E così la procura di Roma ha rinnovato agli inquirenti egiziani la richiesta di atti e documenti sul caso, dopo la rogatoria partita qualche settimana fa.
Tra le altre cose mancano ancora sia i verbali di alcune testimonianze, sia i dati delle celle telefoniche e i video delle telecamere di sorveglianza di metropolitane e negozi del quartiere nel quale Regeni viveva e dal quale è sparito il 25 gennaio scorso.
Tutti documenti dei quali la procura capitolina aveva fatto esplicita richiesta.
A fronte di una vicenda che è stata viziata da omertà , depistaggi e criminali connivenze, il governo italiano non ha ancora ritenuto di fare un passo ufficiale nei confronti di un regime militare che ha fatto “scomparire” oltre 1.400 persone negli ultimi mesi, come denunciato da tutte le organizzazioni umanitarie.
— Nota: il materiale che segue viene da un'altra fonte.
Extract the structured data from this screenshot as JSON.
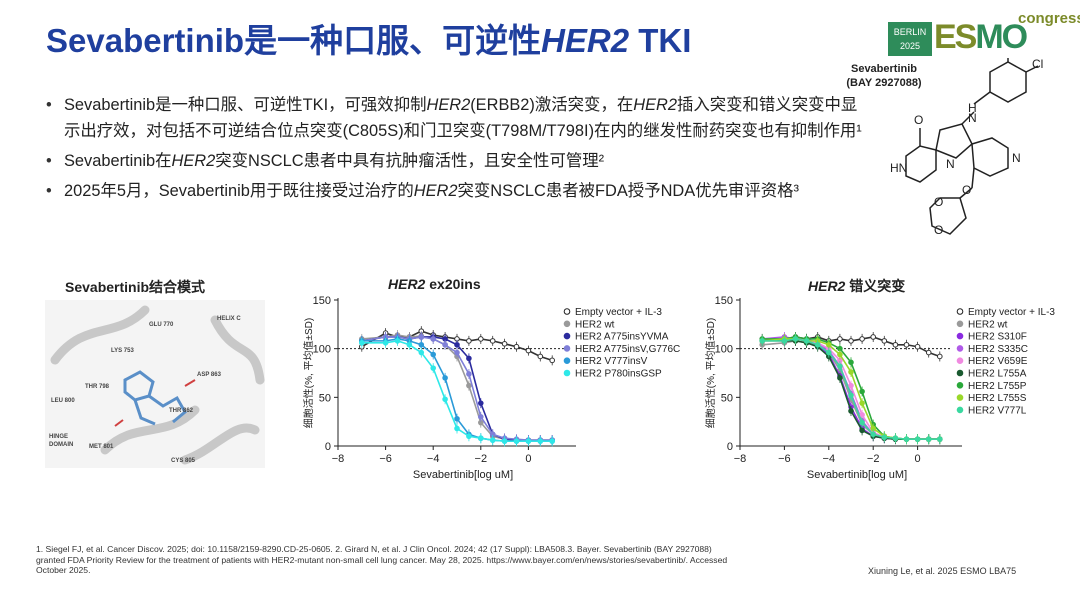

Il 35% degli italiani, in un recente sondaggio, chiedeva la rottura delle relazioni diplomatiche con l’Egitto, ma Renzi tergiversa, prende tempo, forse nella speranza che il caso venga “dimenticato”.
Siamo uno dei pochi siti web di area (sicuramente il primo) che ha denunciato il “silenzio” della destra italiana di fronte a un caso evidente di violazione della nostra sovranità e della dignità del nostro Paese.
E’ inammissibile tacere di fronte al sequestro, alle sevizie e all’assassinio di un nostro connazionale da parte di apparati di uno Stato straniero.
Ci chiediamo: dov’è quella destra che parla di sovranità e legalità solo quando gli fa elettoralmente comodo?
Forti coi deboli e deboli coi forti: è questa la destra che si richiama ai “valori” e che si propone di governare l’Italia?
Cosa aspettano i leader nazionali e i candidati romani del centrodestra a dare un segnale forte, recuperando il ruolo che persino un Renzi è riuscito a a sottrarre loro?
Non esistono vittime di serie A e di serie B, esistono Italiani.
E chi vuole governare l’Italia deve dimostrare di averne capacità e determinazione.
Ai vari Berlusconi, Salvini, Meloni, Bertolaso e Storace diciamo: fuori gli attributi o tacete per sempre.
Per una volta fate una cosa di destra: occupate simbolicamente l’ambasciata egiziana a Roma.
Per la memoria di Giulio che chiede giustizia e per la dignità del nostro Paese.